ICD-10 Logo
ICDxICD-10 Medical Coding
ICD-10 Logo
ICDxICD-10 Medical Coding
ICD 10 CodesDiagnoses
ICD 10 CodesDiagnoses
ICD-10 Logo
ICDxICD-10 Medical Coding

Comprehensive ICD-10-CM code reference with AI-powered search capabilities.

© 2025 ICD Code Compass. All rights reserved.

Browse

  • All Chapters
  • All Categories
  • Diagnoses

Tools

  • AI Code Search
ICD-10-CM codes are maintained by the CDC and CMS. This tool is for reference purposes only.
v1.0.0
ICD-10 Guide
ICD-10 CodesR93.812

R93.812

Abnormal radiologic findings on diagnostic imaging of left testicle

BILLABLE STATUSYes
IMPLEMENTATION DATEOctober 1, 2015
LAST UPDATED09/11/2025

Code Description

ICD-10 R93.812 is a billable code used to indicate a diagnosis of abnormal radiologic findings on diagnostic imaging of left testicle.

Key Diagnostic Point:

R93.812 is used to classify abnormal findings observed in diagnostic imaging studies of the left testicle, such as ultrasound or CT scans. These findings may include masses, cysts, calcifications, or other anomalies that do not have a specific diagnosis associated with them. The abnormal findings can indicate a variety of conditions, including testicular torsion, tumors (benign or malignant), infections, or trauma. It is crucial for healthcare providers to document the specific nature of the abnormality, as well as any associated symptoms such as pain, swelling, or changes in urinary habits. The clinical context surrounding these findings, including patient history and physical examination results, plays a significant role in guiding further diagnostic evaluation and management. Accurate coding of R93.812 requires thorough documentation to ensure that the findings are appropriately linked to the patient's clinical picture.

Code Complexity Analysis

Complexity Rating: Medium

Medium Complexity

Complexity Factors

  • Variability in imaging findings interpretation
  • Need for correlation with clinical symptoms
  • Potential for overlapping diagnoses
  • Documentation requirements for specificity

Audit Risk Factors

  • Inadequate documentation of imaging findings
  • Failure to link findings to clinical symptoms
  • Misinterpretation of imaging results
  • Coding without sufficient clinical correlation

Specialty Focus

Medical Specialties

Internal Medicine

Documentation Requirements

Detailed patient history, physical examination findings, and imaging results must be documented.

Common Clinical Scenarios

Patients presenting with unexplained testicular pain or swelling, requiring imaging for evaluation.

Billing Considerations

Consideration of differential diagnoses such as epididymitis or testicular cancer is essential.

Emergency Medicine

Documentation Requirements

Acute care documentation must include the reason for imaging, findings, and any immediate interventions.

Common Clinical Scenarios

Acute scrotal pain or trauma cases where imaging is performed to rule out torsion or other emergencies.

Billing Considerations

Rapid assessment and documentation are critical in emergency settings to ensure timely management.

Coding Guidelines

Inclusion Criteria

Use R93.812 When
  • Follow the official ICD
  • CM coding guidelines, ensuring that the code is used only when there are abnormal findings on imaging without a definitive diagnosis
  • Documentation must support the use of this code

Exclusion Criteria

Do NOT use R93.812 When
No specific exclusions found.

Related CPT Codes

76700CPT Code

Ultrasound, scrotum

Clinical Scenario

When an ultrasound is performed to evaluate abnormal findings in the left testicle.

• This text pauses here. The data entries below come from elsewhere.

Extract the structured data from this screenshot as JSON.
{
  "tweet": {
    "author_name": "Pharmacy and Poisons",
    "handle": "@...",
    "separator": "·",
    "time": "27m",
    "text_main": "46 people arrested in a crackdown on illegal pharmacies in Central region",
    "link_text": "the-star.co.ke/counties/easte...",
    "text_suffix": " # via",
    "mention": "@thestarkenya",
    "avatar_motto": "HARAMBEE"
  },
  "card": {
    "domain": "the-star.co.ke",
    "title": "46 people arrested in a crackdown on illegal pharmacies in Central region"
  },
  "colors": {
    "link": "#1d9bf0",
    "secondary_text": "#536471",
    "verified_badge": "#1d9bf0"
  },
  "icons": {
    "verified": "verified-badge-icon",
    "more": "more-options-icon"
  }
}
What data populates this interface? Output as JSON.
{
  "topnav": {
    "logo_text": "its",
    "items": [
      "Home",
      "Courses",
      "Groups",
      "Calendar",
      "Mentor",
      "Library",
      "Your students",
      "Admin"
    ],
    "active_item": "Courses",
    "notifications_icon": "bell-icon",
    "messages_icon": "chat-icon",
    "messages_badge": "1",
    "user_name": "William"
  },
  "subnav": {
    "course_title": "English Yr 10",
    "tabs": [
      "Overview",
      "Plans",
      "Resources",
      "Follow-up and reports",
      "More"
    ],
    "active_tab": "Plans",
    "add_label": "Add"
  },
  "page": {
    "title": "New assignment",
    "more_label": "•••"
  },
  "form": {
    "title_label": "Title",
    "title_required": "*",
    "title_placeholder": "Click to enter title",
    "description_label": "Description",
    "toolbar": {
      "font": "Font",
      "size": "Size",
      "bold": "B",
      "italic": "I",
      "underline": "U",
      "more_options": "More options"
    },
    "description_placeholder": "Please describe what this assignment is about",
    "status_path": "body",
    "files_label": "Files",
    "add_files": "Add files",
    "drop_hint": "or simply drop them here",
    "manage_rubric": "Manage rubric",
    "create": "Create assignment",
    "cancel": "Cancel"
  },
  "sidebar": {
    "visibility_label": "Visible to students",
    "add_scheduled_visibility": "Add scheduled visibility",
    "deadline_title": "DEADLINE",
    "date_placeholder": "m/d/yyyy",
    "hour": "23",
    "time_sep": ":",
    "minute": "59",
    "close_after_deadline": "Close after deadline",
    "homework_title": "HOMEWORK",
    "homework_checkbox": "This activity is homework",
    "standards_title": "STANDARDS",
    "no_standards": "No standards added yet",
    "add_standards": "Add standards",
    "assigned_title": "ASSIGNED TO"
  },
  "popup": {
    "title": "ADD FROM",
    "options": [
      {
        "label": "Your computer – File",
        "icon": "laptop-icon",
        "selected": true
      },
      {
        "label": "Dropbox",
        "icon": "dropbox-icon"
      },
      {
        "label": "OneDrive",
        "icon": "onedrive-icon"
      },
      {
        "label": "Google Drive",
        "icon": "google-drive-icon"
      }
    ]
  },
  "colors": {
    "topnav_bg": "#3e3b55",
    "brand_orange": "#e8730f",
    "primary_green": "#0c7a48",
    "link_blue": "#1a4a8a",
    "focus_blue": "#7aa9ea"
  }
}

Documentation Requirements

Document the reason for the ultrasound, findings, and any follow-up recommendations.

Specialty Considerations

Urologists may perform these ultrasounds more frequently in their practice.

ICD-10 Impact

Diagnostic & Documentation Impact

Enhanced Specificity

ICD-10 Improvements

The transition to ICD-10 has allowed for more specific coding of abnormal findings, improving the granularity of data collection and enhancing the ability to track and manage patient outcomes.

ICD-9 vs ICD-10

The transition to ICD-10 has allowed for more specific coding of abnormal findings, improving the granularity of data collection and enhancing the ability to track and manage patient outcomes.

Reimbursement & Billing Impact

The transition to ICD-10 has allowed for more specific coding of abnormal findings, improving the granularity of data collection and enhancing the ability to track and manage patient outcomes.

Resources

Clinical References

  • •
    ICD-10-CM Official Guidelines for Coding and Reporting

Coding & Billing References

  • •
    ICD-10-CM Official Guidelines for Coding and Reporting

Frequently Asked Questions

What should be documented to support the use of R93.812?

Documentation should include the specific imaging findings, any associated symptoms, and the clinical context that led to the imaging study.